L’évolution du risque pays dépend de la gépolitique vaccinale, elle-même dérivée des rapports de force dont la fine lecture proposée par Thierry Apoteker et à laquelle Ali Benahmed apporte un bémol en prenant l’exemple du Maroc, va au delà des déséquilibres classiques entre le Nord et le Sud. Au jour d’aujour’hui, moins de 1% des africains ont été vaccinés. C’est une donne qui risque d’affecter la reprise économique et la resilience même si l’Afrique a fait prevue, à l’exception de quelques zones, d’une capacité endogène certaine face au Covid-19.

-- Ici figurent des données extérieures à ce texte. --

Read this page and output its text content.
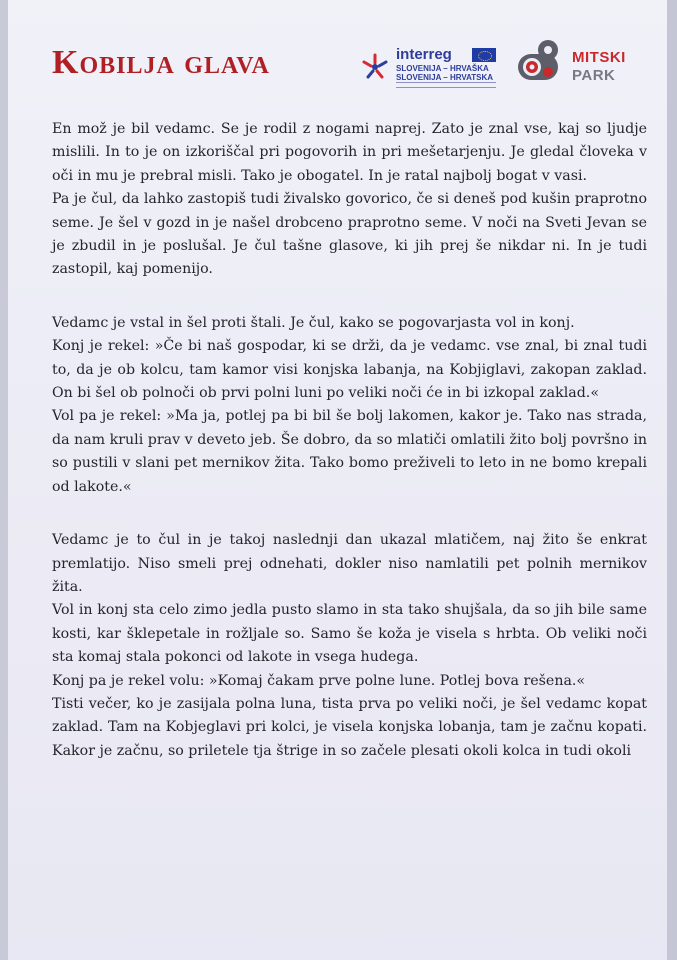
Kobilja glava	interreg
SLOVENIJA – HRVAŠKA
SLOVENIJA – HRVATSKA
MITSKI
PARK

En mož je bil vedamc. Se je rodil z nogami naprej. Zato je znal vse, kaj so ljudje mislili. In to je on izkoriščal pri pogovorih in pri mešetarjenju. Je gledal človeka v oči in mu je prebral misli. Tako je obogatel. In je ratal najbolj bogat v vasi.

Pa je čul, da lahko zastopiš tudi živalsko govorico, če si deneš pod kušin praprotno seme. Je šel v gozd in je našel drobceno praprotno seme. V noči na Sveti Jevan se je zbudil in je poslušal. Je čul tašne glasove, ki jih prej še nikdar ni. In je tudi zastopil, kaj pomenijo.

Vedamc je vstal in šel proti štali. Je čul, kako se pogovarjasta vol in konj.

Konj je rekel: »Če bi naš gospodar, ki se drži, da je vedamc. vse znal, bi znal tudi to, da je ob kolcu, tam kamor visi konjska labanja, na Kobjiglavi, zakopan zaklad. On bi šel ob polnoči ob prvi polni luni po veliki noči će in bi izkopal zaklad.«

Vol pa je rekel: »Ma ja, potlej pa bi bil še bolj lakomen, kakor je. Tako nas strada, da nam kruli prav v deveto jeb. Še dobro, da so mlatiči omlatili žito bolj površno in so pustili v slani pet mernikov žita. Tako bomo preživeli to leto in ne bomo krepali od lakote.«

Vedamc je to čul in je takoj naslednji dan ukazal mlatičem, naj žito še enkrat premlatijo. Niso smeli prej odnehati, dokler niso namlatili pet polnih mernikov žita.

Vol in konj sta celo zimo jedla pusto slamo in sta tako shujšala, da so jih bile same kosti, kar šklepetale in rožljale so. Samo še koža je visela s hrbta. Ob veliki noči sta komaj stala pokonci od lakote in vsega hudega.

Konj pa je rekel volu: »Komaj čakam prve polne lune. Potlej bova rešena.«

Tisti večer, ko je zasijala polna luna, tista prva po veliki noči, je šel vedamc kopat zaklad. Tam na Kobjeglavi pri kolci, je visela konjska lobanja, tam je začnu kopati. Kakor je začnu, so priletele tja štrige in so začele plesati okoli kolca in tudi okoli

En attendant, ces rapports de force sont visibles dans le libellé des lettres de crédit. Les banques internationales exigent dans le cas d’un pays comme le Cameroun 50% du cash collatéral avant le début de l’opération. Un déplacement de risque qui correspond à un asséchement des devises. De plus, poursuit Ali Benahmed, “le pricing est appliqué sur 100% et non 50%, une injustice qui pèse lourd en termes de devises”. Et quand elles ne fixent pas des conditionnalités extrêmes, les banques étrangères mettent en veilleuse leurs lignes de confirmation ou imposent des renouvellement des lignes de confirmation sur une base trimestrielle et non annuelle. Pourtant, le traitement de l’Afrique ne correspond pas à des situations de défauts répétés. Il s’agit souvent d’une vision conservatrice du continent où le décalage est patent entre le pricing et le risque. La perception est plus sévère que la réalité. Hormis l’Ethiopie où deux banques principales ont fait défaut, globalement tout va bien sur le reste du continent. Malgré sa situation de guerre larvaire depuis dix ans, la Libye n’a jamais eu d’impayé sur les lettres de crédit. En fait, rétorque Thierry Apoteker, il faut étendre l’analyse au sein des grandes banques, en se demandant si le financement du commerce international est encore une priorité ? “Quels sont les pays africains qui ont un niveau de réserves de la Libye ?”, lance-t-il en précisant que l’un des critères rois dans la détermination du risque pays repose justement sur les réserves de devises. Le changement de la donne dans le risque pays, la perception et d’autres paramètres objectifs ou subjectifs viendra de l’intégration régionale, levier du développement. Une conclusion partagée par les deux experts.